Once the folders were created the ownership of the folders was changed, using root access, to root using the chown command which changes the ownership of a folder.

 /mnt/main/corpus/switchboard> chown root full

The group ownership of the folders was also changed to cis790 using the chgrp command.

 /mnt/main/corpus/switchboard> chgrp cis790 mini

The command ls -l can be used to view folder permissions and ownerships.

 /mnt/main/corpus/switchboard> ls -l
 total 8
 drwxr-xr-x 5 root cis790 4096 2012-03-06 03:24 full
 drwxr-xr-x 5 root cis790 4096 2012-03-06 03:25 mini

The Switchboard directory in /mnt/main/corpus/dist is a redirected directory from /media/data/Switchboard. We used the ln –s command, which is symbolic link command.

Current Directory Setup

Filestructure.PNG

Perl Scripts

1.The Perl script that is being used to complete everything that needs to be completed is * GenTrans.

SOX

1. The syntax that will create a .wav file from a specified time range in the .sph file is:

sox <old>.sph <new>.wav trim [SECOND TO START] [SECONDS DURATION]

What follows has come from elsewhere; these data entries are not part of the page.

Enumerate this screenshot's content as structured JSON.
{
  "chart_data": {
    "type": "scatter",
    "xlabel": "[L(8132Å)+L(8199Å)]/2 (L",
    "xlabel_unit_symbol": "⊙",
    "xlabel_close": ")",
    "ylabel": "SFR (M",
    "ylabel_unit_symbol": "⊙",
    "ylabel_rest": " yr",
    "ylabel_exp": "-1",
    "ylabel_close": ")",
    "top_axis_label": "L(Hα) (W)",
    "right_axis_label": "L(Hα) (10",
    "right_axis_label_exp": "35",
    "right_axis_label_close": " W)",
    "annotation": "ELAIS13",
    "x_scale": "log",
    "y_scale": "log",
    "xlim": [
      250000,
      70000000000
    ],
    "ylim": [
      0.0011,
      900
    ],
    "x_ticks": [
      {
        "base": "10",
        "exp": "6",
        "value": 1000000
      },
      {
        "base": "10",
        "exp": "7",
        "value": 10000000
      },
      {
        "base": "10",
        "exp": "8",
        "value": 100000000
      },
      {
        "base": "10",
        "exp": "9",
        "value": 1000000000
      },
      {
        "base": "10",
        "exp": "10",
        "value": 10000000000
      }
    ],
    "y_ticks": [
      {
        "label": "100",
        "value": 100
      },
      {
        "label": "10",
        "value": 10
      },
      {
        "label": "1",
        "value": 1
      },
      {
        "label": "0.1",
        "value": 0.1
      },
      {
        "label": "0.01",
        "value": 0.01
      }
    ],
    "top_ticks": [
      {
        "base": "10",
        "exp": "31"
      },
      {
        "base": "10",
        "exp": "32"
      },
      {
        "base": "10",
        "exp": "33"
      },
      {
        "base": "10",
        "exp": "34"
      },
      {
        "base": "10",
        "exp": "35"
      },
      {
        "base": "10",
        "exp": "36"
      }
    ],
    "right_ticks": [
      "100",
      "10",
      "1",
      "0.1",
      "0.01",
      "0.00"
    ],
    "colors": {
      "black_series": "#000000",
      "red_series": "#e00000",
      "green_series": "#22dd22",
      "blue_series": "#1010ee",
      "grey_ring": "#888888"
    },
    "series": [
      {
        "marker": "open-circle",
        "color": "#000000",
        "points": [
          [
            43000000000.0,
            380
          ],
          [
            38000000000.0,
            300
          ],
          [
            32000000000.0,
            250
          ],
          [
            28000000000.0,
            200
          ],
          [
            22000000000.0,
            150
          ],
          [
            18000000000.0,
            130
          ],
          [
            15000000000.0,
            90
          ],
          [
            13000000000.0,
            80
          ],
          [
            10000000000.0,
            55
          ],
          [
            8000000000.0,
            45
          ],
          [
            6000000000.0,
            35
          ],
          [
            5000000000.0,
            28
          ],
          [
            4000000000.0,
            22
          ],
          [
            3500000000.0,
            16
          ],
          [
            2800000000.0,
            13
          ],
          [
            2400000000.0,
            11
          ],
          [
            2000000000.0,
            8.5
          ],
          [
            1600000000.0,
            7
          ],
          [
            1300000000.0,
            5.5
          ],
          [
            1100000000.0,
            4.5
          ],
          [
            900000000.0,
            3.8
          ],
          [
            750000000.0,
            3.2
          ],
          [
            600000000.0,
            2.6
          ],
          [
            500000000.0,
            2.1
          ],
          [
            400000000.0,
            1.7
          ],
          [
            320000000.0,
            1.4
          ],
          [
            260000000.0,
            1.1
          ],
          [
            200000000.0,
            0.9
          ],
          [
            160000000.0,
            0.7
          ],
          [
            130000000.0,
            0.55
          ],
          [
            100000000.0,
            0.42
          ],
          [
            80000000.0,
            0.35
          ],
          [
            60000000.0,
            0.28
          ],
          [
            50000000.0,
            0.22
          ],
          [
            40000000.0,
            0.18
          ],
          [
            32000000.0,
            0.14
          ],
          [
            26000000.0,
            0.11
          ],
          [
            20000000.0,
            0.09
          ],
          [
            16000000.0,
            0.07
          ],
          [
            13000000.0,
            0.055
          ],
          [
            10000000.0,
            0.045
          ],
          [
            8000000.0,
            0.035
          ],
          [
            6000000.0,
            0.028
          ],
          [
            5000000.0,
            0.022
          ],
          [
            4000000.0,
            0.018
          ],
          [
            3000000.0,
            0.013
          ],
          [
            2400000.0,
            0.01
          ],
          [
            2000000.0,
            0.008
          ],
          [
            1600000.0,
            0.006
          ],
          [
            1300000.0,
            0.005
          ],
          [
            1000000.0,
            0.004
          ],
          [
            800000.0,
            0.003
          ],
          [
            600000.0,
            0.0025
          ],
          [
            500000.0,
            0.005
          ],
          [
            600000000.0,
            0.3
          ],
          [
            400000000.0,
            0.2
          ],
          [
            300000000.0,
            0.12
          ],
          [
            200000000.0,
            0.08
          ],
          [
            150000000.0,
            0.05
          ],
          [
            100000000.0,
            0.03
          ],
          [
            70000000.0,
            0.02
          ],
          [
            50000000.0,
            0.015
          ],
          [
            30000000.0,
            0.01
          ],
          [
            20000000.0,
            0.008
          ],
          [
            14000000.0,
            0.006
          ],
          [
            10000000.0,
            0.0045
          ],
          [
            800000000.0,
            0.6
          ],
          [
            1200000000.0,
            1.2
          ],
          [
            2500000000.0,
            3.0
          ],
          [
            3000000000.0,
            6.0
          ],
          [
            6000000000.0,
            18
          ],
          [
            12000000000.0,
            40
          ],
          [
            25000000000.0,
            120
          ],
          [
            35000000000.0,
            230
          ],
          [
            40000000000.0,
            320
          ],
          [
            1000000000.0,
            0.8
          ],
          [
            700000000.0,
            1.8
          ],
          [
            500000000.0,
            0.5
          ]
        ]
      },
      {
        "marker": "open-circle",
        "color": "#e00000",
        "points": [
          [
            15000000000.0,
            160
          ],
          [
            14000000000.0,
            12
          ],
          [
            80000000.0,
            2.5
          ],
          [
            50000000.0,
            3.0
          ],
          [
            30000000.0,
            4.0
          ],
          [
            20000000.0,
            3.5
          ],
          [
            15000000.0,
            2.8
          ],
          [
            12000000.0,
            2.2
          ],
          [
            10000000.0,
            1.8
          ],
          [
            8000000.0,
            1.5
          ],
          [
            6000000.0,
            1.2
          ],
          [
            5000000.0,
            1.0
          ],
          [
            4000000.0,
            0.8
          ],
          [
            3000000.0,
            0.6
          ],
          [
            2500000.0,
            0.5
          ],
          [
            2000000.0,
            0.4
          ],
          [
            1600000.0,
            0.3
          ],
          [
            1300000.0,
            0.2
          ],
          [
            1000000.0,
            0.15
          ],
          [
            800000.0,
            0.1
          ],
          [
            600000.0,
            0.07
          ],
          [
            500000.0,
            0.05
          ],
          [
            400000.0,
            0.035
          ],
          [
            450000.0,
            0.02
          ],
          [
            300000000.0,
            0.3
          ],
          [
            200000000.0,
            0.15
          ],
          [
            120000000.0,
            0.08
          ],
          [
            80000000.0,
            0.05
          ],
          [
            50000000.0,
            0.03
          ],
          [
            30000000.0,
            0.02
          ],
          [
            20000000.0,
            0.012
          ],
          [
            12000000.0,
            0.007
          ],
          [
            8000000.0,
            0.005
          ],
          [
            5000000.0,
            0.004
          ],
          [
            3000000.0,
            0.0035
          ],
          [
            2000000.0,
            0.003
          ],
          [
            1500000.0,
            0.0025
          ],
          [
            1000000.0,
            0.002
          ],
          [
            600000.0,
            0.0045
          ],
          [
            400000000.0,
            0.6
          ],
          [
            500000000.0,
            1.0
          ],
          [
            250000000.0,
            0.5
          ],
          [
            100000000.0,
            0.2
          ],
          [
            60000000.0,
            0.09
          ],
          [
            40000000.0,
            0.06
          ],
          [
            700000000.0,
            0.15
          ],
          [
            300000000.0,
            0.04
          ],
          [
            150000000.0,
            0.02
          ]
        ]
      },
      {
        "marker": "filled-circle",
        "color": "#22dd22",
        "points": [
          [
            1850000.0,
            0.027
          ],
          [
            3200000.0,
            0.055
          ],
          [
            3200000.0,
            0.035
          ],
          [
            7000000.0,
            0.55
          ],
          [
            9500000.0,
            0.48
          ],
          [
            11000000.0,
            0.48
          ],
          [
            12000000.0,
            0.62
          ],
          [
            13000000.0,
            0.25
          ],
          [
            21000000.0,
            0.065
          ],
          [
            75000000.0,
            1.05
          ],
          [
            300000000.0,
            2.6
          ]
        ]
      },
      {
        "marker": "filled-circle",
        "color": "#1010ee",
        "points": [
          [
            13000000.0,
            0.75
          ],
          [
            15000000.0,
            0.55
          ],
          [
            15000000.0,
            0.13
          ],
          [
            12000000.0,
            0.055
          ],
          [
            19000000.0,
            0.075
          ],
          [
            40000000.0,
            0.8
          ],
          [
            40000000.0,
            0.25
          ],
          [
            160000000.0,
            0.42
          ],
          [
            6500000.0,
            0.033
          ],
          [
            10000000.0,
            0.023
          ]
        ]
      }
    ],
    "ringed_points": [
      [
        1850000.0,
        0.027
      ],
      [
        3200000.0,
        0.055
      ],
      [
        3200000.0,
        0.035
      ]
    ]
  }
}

For an example of this syntax I used:

sox sw02001.sph 02001.wav trim 64 7

It then created a .wav file where file sw02001.sph had an utterance starting at 64 seconds and lasted 7 seconds.

Commands

1. To create symbolic (soft) links from one file to another file the ln -s command is to be used.

ln -s ../disk1/swb1/*.sph -t .

This command will go back one directory and navigate to disk1 and then to swb1. It then will grab all the files ending with .sph. The -t is the target directory which in this case was the folder that I was running the command from. This command was being ran from /mnt/main/corpus/dist/Switchboard/flat. Since it was being ran from the flat folder it had to navigate backwards, hence the .. at the beginning of the command, to the disk1 directory.